Pricing of recovered paper and market pulp is likely to be extremely volatile over the course of 2009. Papermakers will have to rebuild their inventories of both materials sometime in the first half of next year. When this happens, prices will probably shoot up, especially for recovered paper since the supply side of this market will have been decimated by the brutal price drop in the latter part of this year. The inventory bounce in pricing will likely be short-lived, though, and another downdraft will hit both recovered paper and market pulp prices by mid-year. A more sustained upturn in recovered paper and market pulp pricing will have to await the upswing in paper and board demand which we expect to see gaining momentum by the end of 2009.

The paper and board side of the pulp and paper industry is not nearly as commodity oriented as the upstream fiber markets are, and producers are making it a priority to reinforce this proposition. Inter-regional trade constitutes a small part of world demand for paper and board, unlike in recovered paper and market pulp, making paper and board markets regional in character. Also, producers are exhibiting considerably more willingness to take downtime to match output to demand, especially in the case of products where concentration ratios have reached relatively high levels. So far, the production discipline and relative lack of trade flows have combined to keep paper and board prices from following fiber prices downward in most regions.

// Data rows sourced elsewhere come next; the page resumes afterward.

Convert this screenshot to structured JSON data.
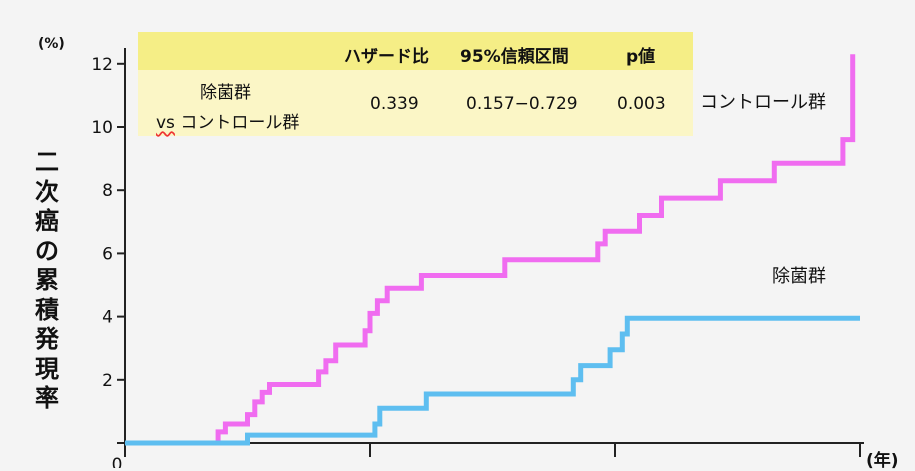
{
  "chart_data": {
    "type": "line",
    "y_unit": "(%)",
    "x_unit": "(年)",
    "ylabel": "二次癌の累積発現率",
    "ylim": [
      0,
      12.5
    ],
    "xlim": [
      0,
      3
    ],
    "yticks": [
      "0",
      "2",
      "4",
      "6",
      "8",
      "10",
      "12"
    ],
    "xticks": [
      "0",
      "",
      "",
      ""
    ],
    "grid": false,
    "colors": {
      "control": "#f06cf0",
      "eradication": "#5ebef0"
    },
    "series": [
      {
        "name": "コントロール群",
        "step": true,
        "points": [
          [
            0,
            0
          ],
          [
            0.38,
            0
          ],
          [
            0.38,
            0.35
          ],
          [
            0.41,
            0.35
          ],
          [
            0.41,
            0.6
          ],
          [
            0.5,
            0.6
          ],
          [
            0.5,
            0.9
          ],
          [
            0.53,
            0.9
          ],
          [
            0.53,
            1.3
          ],
          [
            0.56,
            1.3
          ],
          [
            0.56,
            1.6
          ],
          [
            0.59,
            1.6
          ],
          [
            0.59,
            1.85
          ],
          [
            0.79,
            1.85
          ],
          [
            0.79,
            2.25
          ],
          [
            0.82,
            2.25
          ],
          [
            0.82,
            2.6
          ],
          [
            0.86,
            2.6
          ],
          [
            0.86,
            3.1
          ],
          [
            0.98,
            3.1
          ],
          [
            0.98,
            3.55
          ],
          [
            1.0,
            3.55
          ],
          [
            1.0,
            4.1
          ],
          [
            1.03,
            4.1
          ],
          [
            1.03,
            4.5
          ],
          [
            1.07,
            4.5
          ],
          [
            1.07,
            4.9
          ],
          [
            1.21,
            4.9
          ],
          [
            1.21,
            5.3
          ],
          [
            1.55,
            5.3
          ],
          [
            1.55,
            5.8
          ],
          [
            1.93,
            5.8
          ],
          [
            1.93,
            6.3
          ],
          [
            1.96,
            6.3
          ],
          [
            1.96,
            6.7
          ],
          [
            2.1,
            6.7
          ],
          [
            2.1,
            7.2
          ],
          [
            2.19,
            7.2
          ],
          [
            2.19,
            7.75
          ],
          [
            2.43,
            7.75
          ],
          [
            2.43,
            8.3
          ],
          [
            2.65,
            8.3
          ],
          [
            2.65,
            8.85
          ],
          [
            2.93,
            8.85
          ],
          [
            2.93,
            9.6
          ],
          [
            2.97,
            9.6
          ],
          [
            2.97,
            12.3
          ]
        ]
      },
      {
        "name": "除菌群",
        "step": true,
        "points": [
          [
            0,
            0
          ],
          [
            0.5,
            0
          ],
          [
            0.5,
            0.25
          ],
          [
            1.02,
            0.25
          ],
          [
            1.02,
            0.6
          ],
          [
            1.04,
            0.6
          ],
          [
            1.04,
            1.1
          ],
          [
            1.23,
            1.1
          ],
          [
            1.23,
            1.55
          ],
          [
            1.83,
            1.55
          ],
          [
            1.83,
            2.0
          ],
          [
            1.86,
            2.0
          ],
          [
            1.86,
            2.45
          ],
          [
            1.98,
            2.45
          ],
          [
            1.98,
            2.95
          ],
          [
            2.03,
            2.95
          ],
          [
            2.03,
            3.45
          ],
          [
            2.05,
            3.45
          ],
          [
            2.05,
            3.95
          ],
          [
            3.0,
            3.95
          ]
        ]
      }
    ],
    "table": {
      "headers": [
        "",
        "ハザード比",
        "95%信頼区間",
        "p値"
      ],
      "row_label_line1": "除菌群",
      "row_label_vs": "vs",
      "row_label_rest": "コントロール群",
      "hazard_ratio": "0.339",
      "ci": "0.157−0.729",
      "p": "0.003"
    }
  }
}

Our forecast shows that paper and board pricing will eventually break downward across a broad spectrum of grades in the first half of 2009. The two main factors that will cause the price decline will be the severity and duration of the demand downturn and the general slippage in production costs. Our analysis is that the extent of the demand slump will finally overwhelm the ability of suppliers to take the necessary downtime. The slide in production costs will be used as a club by end users to push prices down, just as producers used the jump in production costs this year to push prices upward. The largest price declines will be in dollar terms due to the increased value of the dollar against most world currencies. In fact, our latest forecast shows graphic paper prices rising in Europe next year, in euro terms, since they are currently well below dollar prices.

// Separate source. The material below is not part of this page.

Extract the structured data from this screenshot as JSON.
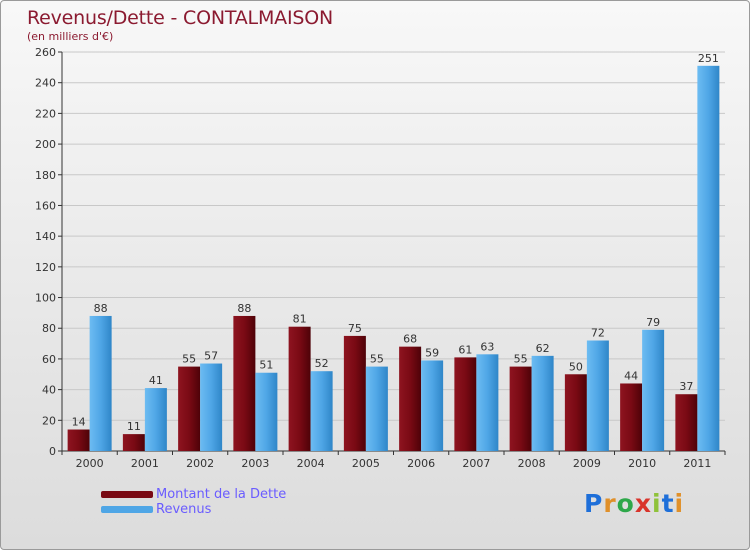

Conditions in the paper and board market should start to improve in the second half of next year, as long as our forecast for the general economy proves to be accurate. Demand will be rising, both as a result of increasing underlying consumption tied to the upswing in economic activity and due to end users rebuilding their inventories. On the supply side of the market, capacity will probably be lower for many grades due to permanent capacity closures driven by the poor demand and pricing anticipated in the first half of 2009. Therefore, operating rates will tend to rise from both the demand and supply sides of the equation. Pricing, though, will probably respond relatively slowly since production costs will still be comparatively low and operating rates, while higher than in the first half of the year, will still be modest.

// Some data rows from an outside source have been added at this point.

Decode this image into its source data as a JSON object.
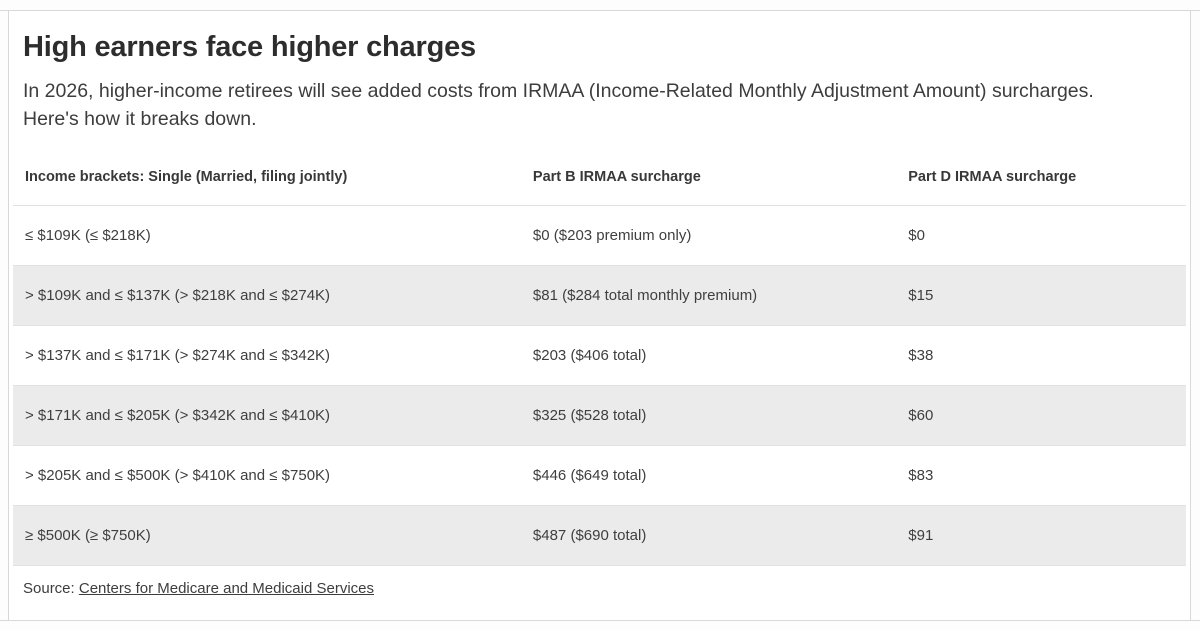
{
  "chart_data": {
    "type": "table",
    "title": "High earners face higher charges",
    "subtitle": "In 2026, higher-income retirees will see added costs from IRMAA (Income-Related Monthly Adjustment Amount) surcharges. Here's how it breaks down.",
    "columns": [
      "Income brackets: Single (Married, filing jointly)",
      "Part B IRMAA surcharge",
      "Part D IRMAA surcharge"
    ],
    "rows": [
      [
        "≤ $109K (≤ $218K)",
        "$0 ($203 premium only)",
        "$0"
      ],
      [
        "> $109K and ≤ $137K (> $218K and ≤ $274K)",
        "$81 ($284 total monthly premium)",
        "$15"
      ],
      [
        "> $137K and ≤ $171K (> $274K and ≤ $342K)",
        "$203 ($406 total)",
        "$38"
      ],
      [
        "> $171K and ≤ $205K (> $342K and ≤ $410K)",
        "$325 ($528 total)",
        "$60"
      ],
      [
        "> $205K and ≤ $500K (> $410K and ≤ $750K)",
        "$446 ($649 total)",
        "$83"
      ],
      [
        "≥ $500K (≥ $750K)",
        "$487 ($690 total)",
        "$91"
      ]
    ],
    "source": "Centers for Medicare and Medicaid Services",
    "layout": {
      "alternating_rows": true,
      "legend": "none",
      "grid": "horizontal-dividers"
    }
  },
  "footer": {
    "source_label": "Source: "
  },
  "colors": {
    "row_alt_background": "#ebebeb",
    "divider": "#e2e2e2",
    "frame_border": "#d8d8d8",
    "title_text": "#2d2d2d",
    "body_text": "#3d3d3d"
  }
}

There appears to be little doubt that 2009 will be a poor year for the pulp and paper industry. Demand will drop for the second consecutive year in the developed world for most paper and board grades, following the general economies downward. Producers will do their best to offset the demand weakness by proactively taking downtime and removing capacity on a permanent basis. However, they will probably not be successful in keeping prices from falling due to the severity of the slump in demand and sliding production costs. We do see some light at the end of the tunnel, though, with market conditions starting to improve in the second half of the year. Hopefully, our assessment of the general economy will prove out, instead of Cormac McCarthy turning out to be eerily prescient in his 2006 book, The Road, about an economic nuclear winter in 2009.